The region is known for diverse soils and varied slopes on different sides of the valley as well as the cool night-time temperatures allowing grapes longer than normal hang-time during the growing season, resulting in wines ranging from vibrant and bright, to complex, classic masterpieces.

 

Mountain Ridge vines in the Breedekloof.

 

“For our bulk clients in South Africa and around the world, Mountain Ridge has built a reputation as a boutique-bulk winery offering selected batches of wines for their discerning customers,” he says. “Together with this we have been successful in our exciting range of brands that have truly captured the imagination of the wine consumer.

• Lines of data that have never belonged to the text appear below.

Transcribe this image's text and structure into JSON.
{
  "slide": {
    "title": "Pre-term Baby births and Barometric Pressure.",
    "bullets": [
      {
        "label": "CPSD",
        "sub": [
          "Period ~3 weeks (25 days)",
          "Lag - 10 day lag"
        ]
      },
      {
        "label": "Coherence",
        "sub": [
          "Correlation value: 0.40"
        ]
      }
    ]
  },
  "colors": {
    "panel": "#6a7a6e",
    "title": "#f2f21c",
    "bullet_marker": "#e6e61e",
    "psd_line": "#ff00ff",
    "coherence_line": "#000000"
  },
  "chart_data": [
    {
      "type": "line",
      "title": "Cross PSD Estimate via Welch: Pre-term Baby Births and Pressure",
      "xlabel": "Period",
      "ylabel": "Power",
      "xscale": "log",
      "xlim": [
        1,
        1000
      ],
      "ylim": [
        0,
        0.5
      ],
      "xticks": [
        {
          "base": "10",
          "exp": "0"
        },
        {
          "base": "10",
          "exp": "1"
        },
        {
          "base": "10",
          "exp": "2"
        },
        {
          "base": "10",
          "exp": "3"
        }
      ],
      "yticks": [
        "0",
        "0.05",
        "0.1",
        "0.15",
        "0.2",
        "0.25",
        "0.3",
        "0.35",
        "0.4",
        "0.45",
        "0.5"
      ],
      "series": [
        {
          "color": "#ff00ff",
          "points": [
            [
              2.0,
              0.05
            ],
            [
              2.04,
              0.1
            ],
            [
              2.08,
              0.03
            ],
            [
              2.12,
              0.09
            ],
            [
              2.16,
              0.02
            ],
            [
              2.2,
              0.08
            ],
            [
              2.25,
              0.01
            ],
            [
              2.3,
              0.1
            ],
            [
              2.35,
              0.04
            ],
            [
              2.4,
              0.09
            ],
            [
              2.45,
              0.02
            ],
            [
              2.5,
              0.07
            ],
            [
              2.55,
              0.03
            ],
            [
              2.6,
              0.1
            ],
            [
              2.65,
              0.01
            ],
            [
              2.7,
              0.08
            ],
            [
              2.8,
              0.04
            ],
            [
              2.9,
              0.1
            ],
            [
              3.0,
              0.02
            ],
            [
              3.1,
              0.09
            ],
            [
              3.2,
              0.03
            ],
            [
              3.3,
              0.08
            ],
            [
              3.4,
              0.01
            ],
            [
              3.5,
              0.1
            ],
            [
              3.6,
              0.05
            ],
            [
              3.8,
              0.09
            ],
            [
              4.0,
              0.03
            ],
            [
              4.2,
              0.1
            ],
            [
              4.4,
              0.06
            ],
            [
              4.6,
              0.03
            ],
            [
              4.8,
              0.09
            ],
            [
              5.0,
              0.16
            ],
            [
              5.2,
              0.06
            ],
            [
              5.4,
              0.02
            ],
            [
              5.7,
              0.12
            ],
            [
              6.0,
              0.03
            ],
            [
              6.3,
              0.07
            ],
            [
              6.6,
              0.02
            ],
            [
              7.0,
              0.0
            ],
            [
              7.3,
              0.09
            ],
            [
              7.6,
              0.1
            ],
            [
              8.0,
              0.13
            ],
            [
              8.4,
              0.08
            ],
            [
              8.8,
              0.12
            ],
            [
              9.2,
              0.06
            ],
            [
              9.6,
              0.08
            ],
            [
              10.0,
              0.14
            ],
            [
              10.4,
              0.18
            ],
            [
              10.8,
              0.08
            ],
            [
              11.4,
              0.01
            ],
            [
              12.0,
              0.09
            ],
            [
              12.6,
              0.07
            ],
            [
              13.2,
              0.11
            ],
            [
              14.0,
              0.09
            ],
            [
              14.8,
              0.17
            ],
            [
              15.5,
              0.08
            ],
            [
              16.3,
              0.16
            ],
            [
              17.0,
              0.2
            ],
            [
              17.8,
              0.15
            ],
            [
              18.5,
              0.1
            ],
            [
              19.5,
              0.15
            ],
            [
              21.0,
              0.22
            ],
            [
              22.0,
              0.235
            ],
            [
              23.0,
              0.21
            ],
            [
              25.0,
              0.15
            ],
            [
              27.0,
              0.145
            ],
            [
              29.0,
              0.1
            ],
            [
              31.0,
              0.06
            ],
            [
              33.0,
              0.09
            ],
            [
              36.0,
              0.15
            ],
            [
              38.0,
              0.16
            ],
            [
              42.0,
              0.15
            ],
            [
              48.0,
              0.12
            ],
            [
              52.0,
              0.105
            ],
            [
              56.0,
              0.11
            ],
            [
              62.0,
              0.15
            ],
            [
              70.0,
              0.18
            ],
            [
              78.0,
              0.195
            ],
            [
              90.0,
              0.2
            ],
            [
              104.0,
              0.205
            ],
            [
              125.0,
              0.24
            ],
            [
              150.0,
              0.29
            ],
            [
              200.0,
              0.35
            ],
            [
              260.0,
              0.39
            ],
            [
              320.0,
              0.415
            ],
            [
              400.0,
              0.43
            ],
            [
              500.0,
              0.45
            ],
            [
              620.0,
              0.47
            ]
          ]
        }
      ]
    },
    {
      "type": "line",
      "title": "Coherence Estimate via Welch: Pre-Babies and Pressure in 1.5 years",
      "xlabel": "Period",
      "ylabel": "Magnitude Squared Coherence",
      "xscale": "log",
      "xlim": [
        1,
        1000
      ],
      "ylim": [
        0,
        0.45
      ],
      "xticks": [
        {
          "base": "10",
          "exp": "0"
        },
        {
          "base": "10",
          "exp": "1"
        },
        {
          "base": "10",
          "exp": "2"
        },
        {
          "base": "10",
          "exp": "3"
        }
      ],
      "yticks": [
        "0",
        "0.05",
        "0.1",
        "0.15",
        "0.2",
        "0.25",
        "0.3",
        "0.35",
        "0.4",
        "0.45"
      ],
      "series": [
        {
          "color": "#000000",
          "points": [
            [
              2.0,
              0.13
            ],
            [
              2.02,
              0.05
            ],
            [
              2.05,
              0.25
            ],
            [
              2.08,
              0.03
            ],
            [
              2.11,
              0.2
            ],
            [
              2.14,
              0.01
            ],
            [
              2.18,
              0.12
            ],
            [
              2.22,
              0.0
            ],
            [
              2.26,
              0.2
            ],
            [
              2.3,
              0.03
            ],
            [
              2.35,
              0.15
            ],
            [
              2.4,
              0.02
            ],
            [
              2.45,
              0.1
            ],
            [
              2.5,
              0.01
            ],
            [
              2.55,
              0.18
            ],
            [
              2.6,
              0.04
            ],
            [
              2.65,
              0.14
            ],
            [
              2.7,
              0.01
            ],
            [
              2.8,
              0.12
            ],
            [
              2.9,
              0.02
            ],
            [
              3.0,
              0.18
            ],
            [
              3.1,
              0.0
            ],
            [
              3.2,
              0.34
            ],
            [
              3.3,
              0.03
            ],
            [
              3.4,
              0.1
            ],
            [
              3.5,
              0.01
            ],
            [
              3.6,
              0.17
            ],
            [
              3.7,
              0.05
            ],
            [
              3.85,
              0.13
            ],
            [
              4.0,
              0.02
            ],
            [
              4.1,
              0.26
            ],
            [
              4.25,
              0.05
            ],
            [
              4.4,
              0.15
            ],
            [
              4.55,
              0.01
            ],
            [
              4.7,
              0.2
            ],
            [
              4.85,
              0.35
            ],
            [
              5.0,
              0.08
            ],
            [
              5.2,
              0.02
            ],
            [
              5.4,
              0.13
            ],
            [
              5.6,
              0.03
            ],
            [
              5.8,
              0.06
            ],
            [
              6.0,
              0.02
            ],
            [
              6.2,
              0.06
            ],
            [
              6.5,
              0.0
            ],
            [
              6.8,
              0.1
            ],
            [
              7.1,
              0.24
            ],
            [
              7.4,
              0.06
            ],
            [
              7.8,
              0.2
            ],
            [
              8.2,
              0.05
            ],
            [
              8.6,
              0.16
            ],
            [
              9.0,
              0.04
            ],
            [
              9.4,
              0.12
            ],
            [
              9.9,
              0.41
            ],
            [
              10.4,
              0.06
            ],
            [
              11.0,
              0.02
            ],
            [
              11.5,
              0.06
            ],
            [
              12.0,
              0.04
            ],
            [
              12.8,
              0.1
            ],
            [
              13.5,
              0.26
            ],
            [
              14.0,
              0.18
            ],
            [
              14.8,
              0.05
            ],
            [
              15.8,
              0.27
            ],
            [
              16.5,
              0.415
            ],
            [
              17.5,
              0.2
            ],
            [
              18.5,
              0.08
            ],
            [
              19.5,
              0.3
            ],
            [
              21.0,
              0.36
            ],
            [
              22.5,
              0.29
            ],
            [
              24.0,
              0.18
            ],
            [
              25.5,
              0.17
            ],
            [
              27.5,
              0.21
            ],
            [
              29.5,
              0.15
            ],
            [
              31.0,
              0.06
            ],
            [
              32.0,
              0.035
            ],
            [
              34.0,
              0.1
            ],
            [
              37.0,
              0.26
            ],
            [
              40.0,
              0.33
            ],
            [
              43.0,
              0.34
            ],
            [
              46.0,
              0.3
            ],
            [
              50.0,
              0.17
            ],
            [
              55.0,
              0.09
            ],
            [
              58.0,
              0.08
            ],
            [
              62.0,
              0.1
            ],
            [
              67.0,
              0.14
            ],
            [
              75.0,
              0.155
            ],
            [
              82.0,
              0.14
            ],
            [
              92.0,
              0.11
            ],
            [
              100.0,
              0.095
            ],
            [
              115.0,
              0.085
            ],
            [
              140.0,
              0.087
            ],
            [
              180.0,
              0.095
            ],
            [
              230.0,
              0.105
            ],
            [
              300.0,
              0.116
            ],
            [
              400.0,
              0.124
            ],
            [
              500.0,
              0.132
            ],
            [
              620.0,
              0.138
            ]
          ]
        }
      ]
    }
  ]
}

From the alluring De Liefde wines, the off-beat Jailbreak, popular Mountain Ridge to our iconic new Romansrivier offering of premium bottlings, Mountain Ridge has a wine for every wine lover, at different price points.

“Various wine competitions have recognised the quality of these ranges, who are now sporting double gold and other stickers, and we are predicting to increase our footprint in the market by elevating the profile of these brands.”

Current export markets include Europe, Russia and China, with the local market also start to play a pronounced role, a fact complemented by Mountain Ridge’s reputation for quality and service built up over seventy years.

“Our foray into the wine tourism market has also yielded dividends, not only in the number of visitors but also by getting wine lovers to form a relationship with the winery through a personal visit,” says Corrans. “Nothing promotes and sells a winery more than its location and its hospitality. Taking a look at the surroundings in which we are blessed to live and work, Mountain Ridge is very fortunate to have this unique positioning to add to the image of quality its wines have attained.

“Our forefathers, who went through trials and tribulations to establish Mountain Ridge 70 years ago will be very proud. And we are honoured to have their legacy. Now for the next seven decades.”